Greek Style Yogurt Lasagne
Bechamel who? Mix things up with this lighter but just as luxurious version of an Italian classic. Serve with a fresh leaf salad or some crusty garlic bread if your feeling fabulous.
Ingredients
Ragu
- 1 Tbsp Olive Oil
- 1 Onion
- 1 Leek
- 2 Carrots
- 2 Garlic Cloves
- 1 tbsp Rosemary (Chopped)
- 1 tbsp Tomato purée
- 500g Beef Mince
- 300ml Beef Stock
- 400g Tinned Tomatoes
- 1 tsp Red Currant Jelly
- 1 Tbsp Worcestershire Sauce
Greek Yogurt White Sauce
- 300g Yeo Valley Organic Greek style Yogurt
- 2 Eggs
- 100g Ricotta
- 50g Yeo Valley Cheddar Cheese
- Salt and pepper
Lasagne Sheets
Optional – Grated Yeo Valley Organic Cheddar & Mozzarella
Method
- Heat a saucepan up and add the olive oil. Add the diced vegetables and cook for 5 minutes until they have softened. Add the crushed garlic, chopped rosemary and tomato purée and cook for a further 2 minutes.
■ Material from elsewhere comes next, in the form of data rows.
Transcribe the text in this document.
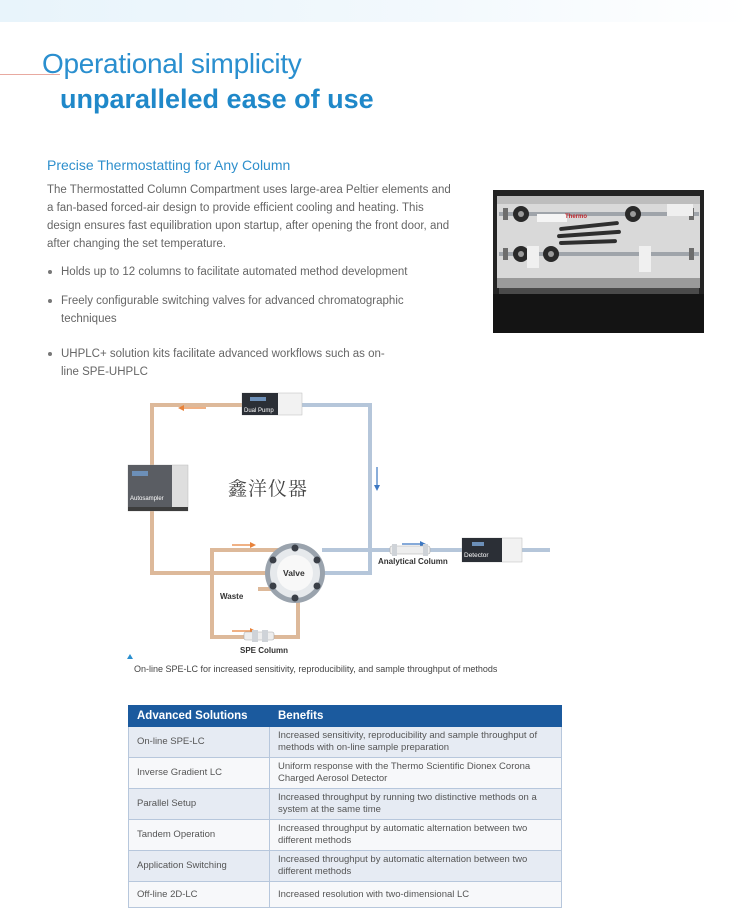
Operational simplicity
unparalleled ease of use
Precise Thermostatting for Any Column
The Thermostatted Column Compartment uses large-area Peltier elements and a fan-based forced-air design to provide efficient cooling and heating. This design ensures fast equilibration upon startup, after opening the front door, and after changing the set temperature.
Holds up to 12 columns to facilitate automated method development
Freely configurable switching valves for advanced chromatographic techniques
UHPLC+ solution kits facilitate advanced workflows such as on-line SPE-UHPLC
Thermo
Dual Pump
Autosampler
Valve
Waste
SPE Column
Analytical Column
Detector
鑫洋仪器
On-line SPE-LC for increased sensitivity, reproducibility, and sample throughput of methods
Advanced Solutions	Benefits
On-line SPE-LC	Increased sensitivity, reproducibility and sample throughput of methods with on-line sample preparation
Inverse Gradient LC	Uniform response with the Thermo Scientific Dionex Corona Charged Aerosol Detector
Parallel Setup	Increased throughput by running two distinctive methods on a system at the same time
Tandem Operation	Increased throughput by automatic alternation between two different methods
Application Switching	Increased throughput by automatic alternation between two different methods
Off-line 2D-LC	Increased resolution with two-dimensional LC
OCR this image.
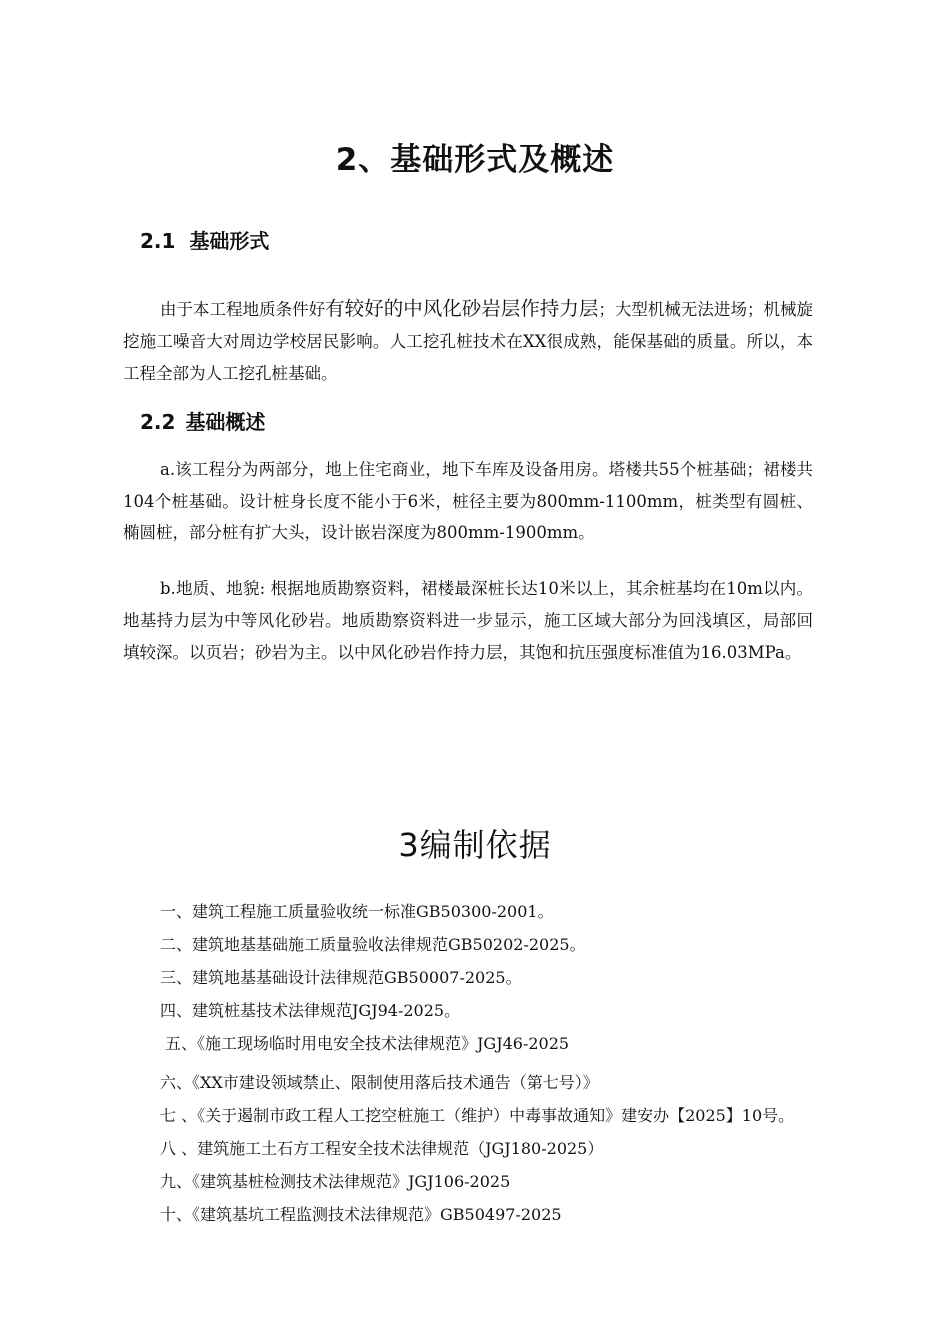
2、基础形式及概述
2.1 基础形式
由于本工程地质条件好有较好的中风化砂岩层作持力层；大型机械无法进场；机械旋挖施工噪音大对周边学校居民影响。人工挖孔桩技术在XX很成熟，能保基础的质量。所以，本工程全部为人工挖孔桩基础。
2.2 基础概述
a.该工程分为两部分，地上住宅商业，地下车库及设备用房。塔楼共55个桩基础；裙楼共104个桩基础。设计桩身长度不能小于6米，桩径主要为800mm-1100mm，桩类型有圆桩、椭圆桩，部分桩有扩大头，设计嵌岩深度为800mm-1900mm。
b.地质、地貌: 根据地质勘察资料，裙楼最深桩长达10米以上，其余桩基均在10m以内。地基持力层为中等风化砂岩。地质勘察资料进一步显示，施工区域大部分为回浅填区，局部回填较深。以页岩；砂岩为主。以中风化砂岩作持力层，其饱和抗压强度标准值为16.03MPa。
3编制依据
一、建筑工程施工质量验收统一标准GB50300-2001。
二、建筑地基基础施工质量验收法律规范GB50202-2025。
三、建筑地基基础设计法律规范GB50007-2025。
四、建筑桩基技术法律规范JGJ94-2025。
五、《施工现场临时用电安全技术法律规范》JGJ46-2025
六、《XX市建设领域禁止、限制使用落后技术通告（第七号）》
七 、《关于遏制市政工程人工挖空桩施工（维护）中毒事故通知》建安办【2025】10号。
八 、建筑施工土石方工程安全技术法律规范（JGJ180-2025）
九、《建筑基桩检测技术法律规范》JGJ106-2025
十、《建筑基坑工程监测技术法律规范》GB50497-2025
- Add the beef mince and cook for 5-8 minutes until it has browned. Add the stock and tinned tomatoes and cook until the sauce has reduced by 1/3. Add the red currant jelly and Worcestershire sauce and season with salt and pepper.
- In a mixing bowl, combine all of the ingredients for the Greek yogurt white sauce and season with salt and pepper.
- Heat the oven to 180C.
- Spread a spoonful of the meat sauce over the base of the baking dish. Cover with a single layer of dried pasta sheets, snapping them to fit if needed, then top with a quarter of the white sauce and grated cheddar and mozzarella (is using).
- Repeat the layers two more times to use all the meat sauce. Add a final layer of pasta, the last of the white sauce and remaining cheddar and mozzarella. Sit the dish on a baking tray to catch spills and bake for 1 hr until bubbling, browned and crisp on top.